In a strange confluence of events, yesterday I: wrote a post about filtering and connecting when you’re a small enterprise; then Clay Shirky wrote about almost exactly the same subject in a post on algorithmic authority; then I ended up talking about the same topic with Paul Moynagh from the innovation consulting group Tough Problem. When I combine all that with something that John said today, it’s helped me clarify my thinking.
The original point that I was making was that while algorithmic aggregation and filtering has some real strengths, there still might be a time when you want the opinion of an expert rather than everyone. When Paul and I were talking, the way that I framed it was by saying that google is great if you’re trying to find out what millions of people like, but it’s not quite as good when you’re trying to find something that hundreds of people like. In some ways, this is like going back to the original model of yahoo’s – where every link indexed was checked first by an actual person. Immediately after I posted that Shirky then said this:
It’s also worth noting that algorithmic authority isn’t tied to digital data or even late-model information tools. The design of Wikileaks and Citizendium and Apache all use human vetting by actors prized for their expertise as a key part of the process. What seems important is that the decision to trust Google search, say, can’t be explained as a simple extension of previous models. (Whereas the old Yahoo directory model was, specifically, an institutional model, and one that failed at scale.)
At first I thought that he had demolished my argument. But then I realised that his examples of Wikileaks and Citizendium are exactly what I was trying to get at – smaller organisations that filter in a particular, small area. In other words, if you can’t be google and aggregate everyone, maybe the thing to do is to be an expert, and filter one particular thing. John said this then in a conversation about Rupert Murdoch’s efforts to turn off google:
It’a actually an interesting case for thinking about competing value propositions and strategy. Murdoch thinks he can make money out of what he thinks is the “best product” from professional journalists, but it’s a fool’s gold game. Other customer value propositions are lowest cost (not an option here because the lowest marginal cost is 0) or customer intimacy (specific content to a targeted audience at low scale). I think that any business model needs to be based on the last value proposition, to be viable. This is how we would approach it as a strategy case.

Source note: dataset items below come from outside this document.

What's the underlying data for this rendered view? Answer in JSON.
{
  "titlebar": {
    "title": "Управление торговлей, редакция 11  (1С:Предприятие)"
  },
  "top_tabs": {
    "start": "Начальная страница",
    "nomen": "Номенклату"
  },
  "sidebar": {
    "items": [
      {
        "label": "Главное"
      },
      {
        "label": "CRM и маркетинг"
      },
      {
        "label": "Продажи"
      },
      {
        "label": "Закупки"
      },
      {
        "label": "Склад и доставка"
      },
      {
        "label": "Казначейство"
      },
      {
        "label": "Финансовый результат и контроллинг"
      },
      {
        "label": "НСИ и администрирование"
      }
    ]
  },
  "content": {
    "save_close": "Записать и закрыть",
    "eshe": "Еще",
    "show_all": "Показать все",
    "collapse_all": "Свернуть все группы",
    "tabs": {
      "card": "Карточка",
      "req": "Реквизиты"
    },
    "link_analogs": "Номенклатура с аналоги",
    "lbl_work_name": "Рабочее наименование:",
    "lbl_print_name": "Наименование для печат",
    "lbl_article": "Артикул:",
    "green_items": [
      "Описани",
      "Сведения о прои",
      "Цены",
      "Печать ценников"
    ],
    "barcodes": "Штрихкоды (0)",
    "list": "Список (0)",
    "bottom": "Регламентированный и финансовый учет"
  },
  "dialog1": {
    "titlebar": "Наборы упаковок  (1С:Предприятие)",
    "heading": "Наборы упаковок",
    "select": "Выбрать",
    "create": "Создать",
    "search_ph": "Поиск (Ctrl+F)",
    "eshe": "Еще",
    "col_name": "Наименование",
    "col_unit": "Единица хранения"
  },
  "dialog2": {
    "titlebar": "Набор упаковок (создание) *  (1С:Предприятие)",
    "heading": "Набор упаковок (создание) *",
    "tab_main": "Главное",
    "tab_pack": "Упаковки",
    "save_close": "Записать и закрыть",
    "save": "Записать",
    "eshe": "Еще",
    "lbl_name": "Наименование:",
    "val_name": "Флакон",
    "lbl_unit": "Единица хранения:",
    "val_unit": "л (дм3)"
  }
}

That’s a framework that he uses in his strategy classes, and it’s a pretty useful one. What I was arguing for without really realising it was that the way to implement a successful filtering strategy as a small firm is to go for customer intimacy. Find something that is important to a small group of people, aggregate the information that pertains to the topic, filter it to identify the most useful ideas, and connect people up with the ideas. And with each other, and with you.